Because he got shot in the legs during the war, he received a Purple Heart. "We finished up at Dachau and when I saw what one man could do to another, it all became pretty clear to me. I was glad I was part of it," he said. In fact, the impact of seeing Dachau was critical to his understanding of how all people should be treated, said his son.

Born in Liberty Hill Farm near Natural Bridge, Va., Palmer, an only child, moved with his mother to his uncle's house in Wytheville at age 5 after his father died. He describes his childhood as ideal filled with colorful characters. "I lived with my uncle. He was always good to me; he liked me. He drove a taxi in Wytheville. People liked him; he was well known and well liked. He'd take me with him a lot of times. I had a good boyhood," he said.

He added: "I'd say Wytheville was more of a summer resort. People did not want industry there. There were stores and churches and couple of feed houses; and a court house was at the center of town."

In 1940, he married Mary Page Trinkle, whom he had known since age 6; he had a friend whose property backed up to her house in Wytheville. She moved to Detroit when her father died but prior to that they attended neighborhood dances together. "My best buddy and she had been going to dances and things. There was a party every night somewhere," he said. "Couples used to dance together; I went to a lot of dances."
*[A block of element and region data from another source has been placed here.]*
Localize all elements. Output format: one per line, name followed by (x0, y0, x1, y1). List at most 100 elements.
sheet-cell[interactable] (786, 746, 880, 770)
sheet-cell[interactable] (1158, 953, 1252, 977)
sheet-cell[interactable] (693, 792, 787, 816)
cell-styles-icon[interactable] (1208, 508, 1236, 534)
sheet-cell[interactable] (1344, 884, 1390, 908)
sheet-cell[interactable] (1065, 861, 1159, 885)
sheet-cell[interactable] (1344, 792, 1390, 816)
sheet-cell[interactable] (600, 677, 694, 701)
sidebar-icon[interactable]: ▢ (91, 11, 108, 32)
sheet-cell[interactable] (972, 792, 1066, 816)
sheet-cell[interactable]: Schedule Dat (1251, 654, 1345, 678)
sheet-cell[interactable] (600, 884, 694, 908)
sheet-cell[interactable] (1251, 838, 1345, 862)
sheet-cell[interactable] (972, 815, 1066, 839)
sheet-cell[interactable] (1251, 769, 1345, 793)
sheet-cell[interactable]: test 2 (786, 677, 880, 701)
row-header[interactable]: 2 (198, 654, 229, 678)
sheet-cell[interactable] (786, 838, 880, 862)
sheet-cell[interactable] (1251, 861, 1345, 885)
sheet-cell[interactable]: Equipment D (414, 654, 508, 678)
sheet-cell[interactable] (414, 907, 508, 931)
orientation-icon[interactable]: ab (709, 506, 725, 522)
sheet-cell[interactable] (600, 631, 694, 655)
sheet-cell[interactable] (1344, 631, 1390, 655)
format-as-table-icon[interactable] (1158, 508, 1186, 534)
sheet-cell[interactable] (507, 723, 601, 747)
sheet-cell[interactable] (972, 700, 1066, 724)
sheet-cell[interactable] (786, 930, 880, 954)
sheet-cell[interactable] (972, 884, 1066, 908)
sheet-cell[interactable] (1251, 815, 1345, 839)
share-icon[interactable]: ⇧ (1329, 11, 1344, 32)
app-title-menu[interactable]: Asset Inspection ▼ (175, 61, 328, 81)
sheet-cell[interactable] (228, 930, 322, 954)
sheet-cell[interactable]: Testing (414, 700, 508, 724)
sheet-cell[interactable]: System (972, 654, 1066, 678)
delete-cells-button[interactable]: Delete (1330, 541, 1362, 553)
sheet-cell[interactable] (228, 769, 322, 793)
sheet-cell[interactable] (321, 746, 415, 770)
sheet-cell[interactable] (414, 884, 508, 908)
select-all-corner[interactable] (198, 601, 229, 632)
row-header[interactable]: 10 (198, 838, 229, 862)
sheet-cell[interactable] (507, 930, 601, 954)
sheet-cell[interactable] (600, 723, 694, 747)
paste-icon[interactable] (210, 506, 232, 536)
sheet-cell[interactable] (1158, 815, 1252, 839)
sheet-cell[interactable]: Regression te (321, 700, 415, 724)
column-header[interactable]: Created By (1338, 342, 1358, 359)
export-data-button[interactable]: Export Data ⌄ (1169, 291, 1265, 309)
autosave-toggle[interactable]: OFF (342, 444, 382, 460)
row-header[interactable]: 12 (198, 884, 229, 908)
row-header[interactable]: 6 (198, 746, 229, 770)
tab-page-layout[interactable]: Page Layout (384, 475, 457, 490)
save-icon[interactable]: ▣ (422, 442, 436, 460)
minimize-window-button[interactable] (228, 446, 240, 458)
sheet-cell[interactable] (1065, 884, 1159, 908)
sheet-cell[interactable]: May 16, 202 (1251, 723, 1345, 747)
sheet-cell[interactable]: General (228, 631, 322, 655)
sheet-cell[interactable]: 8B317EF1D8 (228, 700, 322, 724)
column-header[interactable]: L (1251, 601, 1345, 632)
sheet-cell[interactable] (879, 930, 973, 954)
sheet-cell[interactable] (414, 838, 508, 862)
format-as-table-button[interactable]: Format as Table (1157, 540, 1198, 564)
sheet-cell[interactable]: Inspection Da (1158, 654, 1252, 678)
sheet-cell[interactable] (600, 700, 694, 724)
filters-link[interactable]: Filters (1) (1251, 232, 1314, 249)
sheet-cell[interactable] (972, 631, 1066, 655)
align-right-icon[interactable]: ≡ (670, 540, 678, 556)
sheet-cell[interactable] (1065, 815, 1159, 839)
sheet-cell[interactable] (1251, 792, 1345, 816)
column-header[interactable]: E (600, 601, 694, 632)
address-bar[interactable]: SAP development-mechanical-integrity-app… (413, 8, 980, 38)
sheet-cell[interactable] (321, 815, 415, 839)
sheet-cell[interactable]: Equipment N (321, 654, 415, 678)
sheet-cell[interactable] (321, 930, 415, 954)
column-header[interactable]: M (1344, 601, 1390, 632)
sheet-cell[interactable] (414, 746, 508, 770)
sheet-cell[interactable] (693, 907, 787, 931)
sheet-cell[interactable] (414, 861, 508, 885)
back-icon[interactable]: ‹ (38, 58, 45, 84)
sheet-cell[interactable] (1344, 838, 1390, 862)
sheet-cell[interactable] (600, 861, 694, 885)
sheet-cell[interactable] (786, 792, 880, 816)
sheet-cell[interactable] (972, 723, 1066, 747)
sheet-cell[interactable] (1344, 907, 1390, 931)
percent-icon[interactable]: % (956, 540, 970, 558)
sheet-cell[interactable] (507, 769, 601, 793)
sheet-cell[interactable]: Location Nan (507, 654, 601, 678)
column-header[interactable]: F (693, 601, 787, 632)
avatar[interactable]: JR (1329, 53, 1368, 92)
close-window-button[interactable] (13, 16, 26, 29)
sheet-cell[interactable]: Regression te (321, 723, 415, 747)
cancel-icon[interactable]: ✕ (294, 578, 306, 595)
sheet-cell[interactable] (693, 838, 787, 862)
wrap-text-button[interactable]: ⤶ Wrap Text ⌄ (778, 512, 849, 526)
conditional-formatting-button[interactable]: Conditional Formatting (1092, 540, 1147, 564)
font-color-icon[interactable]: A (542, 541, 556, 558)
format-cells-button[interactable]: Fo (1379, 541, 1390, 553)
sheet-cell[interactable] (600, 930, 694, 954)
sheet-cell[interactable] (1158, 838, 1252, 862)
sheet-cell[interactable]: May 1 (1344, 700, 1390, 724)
Mary Page had an aunt Betty and uncle Harry in Detroit who were helpful to the nephews and nieces, so they moved to Grosse Point, Mich., where Palmer worked for the Packard Motor Company and made PT Engines for the war effort. It was in 1943 that he got drafted to South Carolina for his basic training. But the Palmers didn't start a family until 1955 due to the war.

The couple had two children: James Lee, now 62; and Elizabeth Page (nee Palmer) Reick, now 59; six grandchildren and two great-grandkids. Mary Page has dementia and is in a nursing home.

While he was growing up, his son said his dad always had his back. He recounts this story of his dad as an example: "My sister was playing softball and her friend was pitching and a friend of mine and I were at the game trying to annoy them. We were heckling the players. The dad who was umpiring thought we were out of line. The umpire came over to chastise us, and my dad was sitting about 20 feet behind us; and he just charged the umpire and yelled even though we were completely in the wrong. So I remember my dad always had my back no matter what," said his son.